Tests come in a variety of formats. I've seen all kinds of tests and in varying numbers. Here are the main types I've encountered, from largest to more restricted.

pyramid

Of course one might not need all levels, this list contains levels I've encountered. Feel free to add missing levels in the comments.

Test Types

Martin Fowler described the test pyramid using only three test types (UI, Service, Unit). People sometimes have different meanings for each test type, here is mine.

Manual Tests

A physical tester uses the application as an end-user would.

UI Tests

A robot uses the application as an end-user would.

Load/Performance Tests

Many instances of robots use the application or at least part of it simultaneously in order to simulate a production-like load on the system.

** NB: ** Performance Tests usually benchmark a specific feature and don't need a full-fledged deployed environment, but since they are close to load test, I've put them at this level, although they could be at practically any level.

Integration Tests

A test suite is run on a running system with its external dependencies (ie a database, a message broker, external APIs, ...)

Contract Tests

A test suite is run on a running system whose external dependencies are stubbed.

Acceptance Tests

A test suite is directly on code with internal or external dependencies mocked.

Unit Tests

A test suite is directly run on a single unit of code (aka a Class, a Package, or a single file)

Purpose of Tests

Tests have a purpose. They are here to say this feature no longer works. It's good to know when a feature ceases to work, but the goal of tests, in the end, is to indicate precisely when and where things went wrong.

Cost and value

Each type of test comes at a cost. This is the essence of the test pyramid. Higher level tests take longer to run while they cover more parts of the application, whereas lower level tests are faster but cover little parts of the application. Higher level tests also have a greater maintenance cost.

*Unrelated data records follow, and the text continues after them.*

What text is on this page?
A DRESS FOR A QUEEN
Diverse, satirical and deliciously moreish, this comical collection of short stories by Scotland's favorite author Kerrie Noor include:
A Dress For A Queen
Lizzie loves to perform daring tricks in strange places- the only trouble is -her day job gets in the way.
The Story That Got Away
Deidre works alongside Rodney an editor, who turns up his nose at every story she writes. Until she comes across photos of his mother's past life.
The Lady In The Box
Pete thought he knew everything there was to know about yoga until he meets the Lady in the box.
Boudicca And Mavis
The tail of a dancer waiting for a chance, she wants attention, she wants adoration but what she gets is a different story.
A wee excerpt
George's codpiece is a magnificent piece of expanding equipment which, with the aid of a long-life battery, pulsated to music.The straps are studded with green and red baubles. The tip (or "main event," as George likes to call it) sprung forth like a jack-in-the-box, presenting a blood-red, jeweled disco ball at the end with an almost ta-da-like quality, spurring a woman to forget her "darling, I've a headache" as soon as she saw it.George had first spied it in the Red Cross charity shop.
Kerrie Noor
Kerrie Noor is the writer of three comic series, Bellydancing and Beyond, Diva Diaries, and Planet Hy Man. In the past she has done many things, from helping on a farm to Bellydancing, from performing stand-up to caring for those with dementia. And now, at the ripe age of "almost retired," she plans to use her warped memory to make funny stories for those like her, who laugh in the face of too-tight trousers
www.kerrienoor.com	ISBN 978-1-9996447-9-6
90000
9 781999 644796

Changes in the application have a bigger impact on higher level tests. It's not uncommon to change a small feature and have to update many higher-level tests. Higher level tests are more fragile due to the fact that they have a large coverage.

A piggy bank on a white surface
Photo by Fabian Blank / Unsplash

Higher level tests suffer from :

  • Maintenance
  • Longer runs
  • Longer feedback loop

Higher level tests benefits :

  • Great coverage
  • Best coverage per line of code ratio
  • Closest to user experience

Feedback Loop

Overall, tests should be relatively fast to run. This is why there should be little high-level tests and there can be a lot of lower level tests. Fast running tests are good because they will be run often, thus favoring a quick and constant feedback loop.

FeedbackLoop

Too many UI Tests

I've seen many applications with a lot of UI tests. These tests have an immense value because they are the closest to the user's perspective. But since these tests can take several hours to run, they are run at night. With a regular-sized team producing features every day, it can be hard to spot which feature impacted the test results. Sometimes the analysis can be quite obvious, but the analysis is time-consuming. This is why having a large number of UI tests is not recommended. The coverage is great, but tests are merely there to stamp a release, they should also provide guidance as to exactly where things went wrong.

Don't get me wrong, UI Tests have a lot of value as their large coverage may fill in the missing gaps of other tests. They also take into account the graphical aspects, which are not covered by other levels.

Unit Tests are brittle

Unit tests are great. Combined with methods like Test-Driven Development they aid during the design phase and enforce the YAGNI principle.

Unit test aim at verifying a class's behavior. When a refactoring occurs that needs to change the class's contract, the unit test is often garbaged. This is why unit tests are much more brittle than contract and acceptance test, which are usually considered more stable.

Acceptance Tests and Unit Tests

TDD is not only applicable to unit test but should be applied as well to acceptance tests. ATDD aids in using acceptance tests for designing. These can be combined with unit tests using the outside in TDD or double loop TDD. Acceptance tests are more stable and should be relied on when building a feature while unit tests can be used for class design and should be removed when a refactoring renders them useless.

So my test pyramid would look more like this.

PyramidTests2

Reversing the bottom of the pyramid is inspired by Thomas Pierrain's work on Rid Me Of Those Testing Pyramids.

Hexagonal architecture

Hexagonal architecture is a pattern in which the domain code is isolated from infrastructure code. The upside is that the domain code is simple and responds solely to business needs.

Acceptance tests fit perfectly in such an architecture because the correspond to domain requirements. They are less likely to change during design than unit test and they can be trusted for validating domain requirements. Unit test only validates a class, not a domain function.

Using the double loop TDD, one can rely on an acceptance test and write unit tests to help during design and not be reluctant on disposing of them when the design needs a refactor.

Conclusion TL;DR

The test pyramid remains valid for higher level tests based on maintenance and execution time matters. This doesn't mean that unit tests should rule the pyramid. Acceptance tests should be predominant and unit tests should help with designing and coverage. Unit tests should rely on acceptance tests, which means they should be more disposable.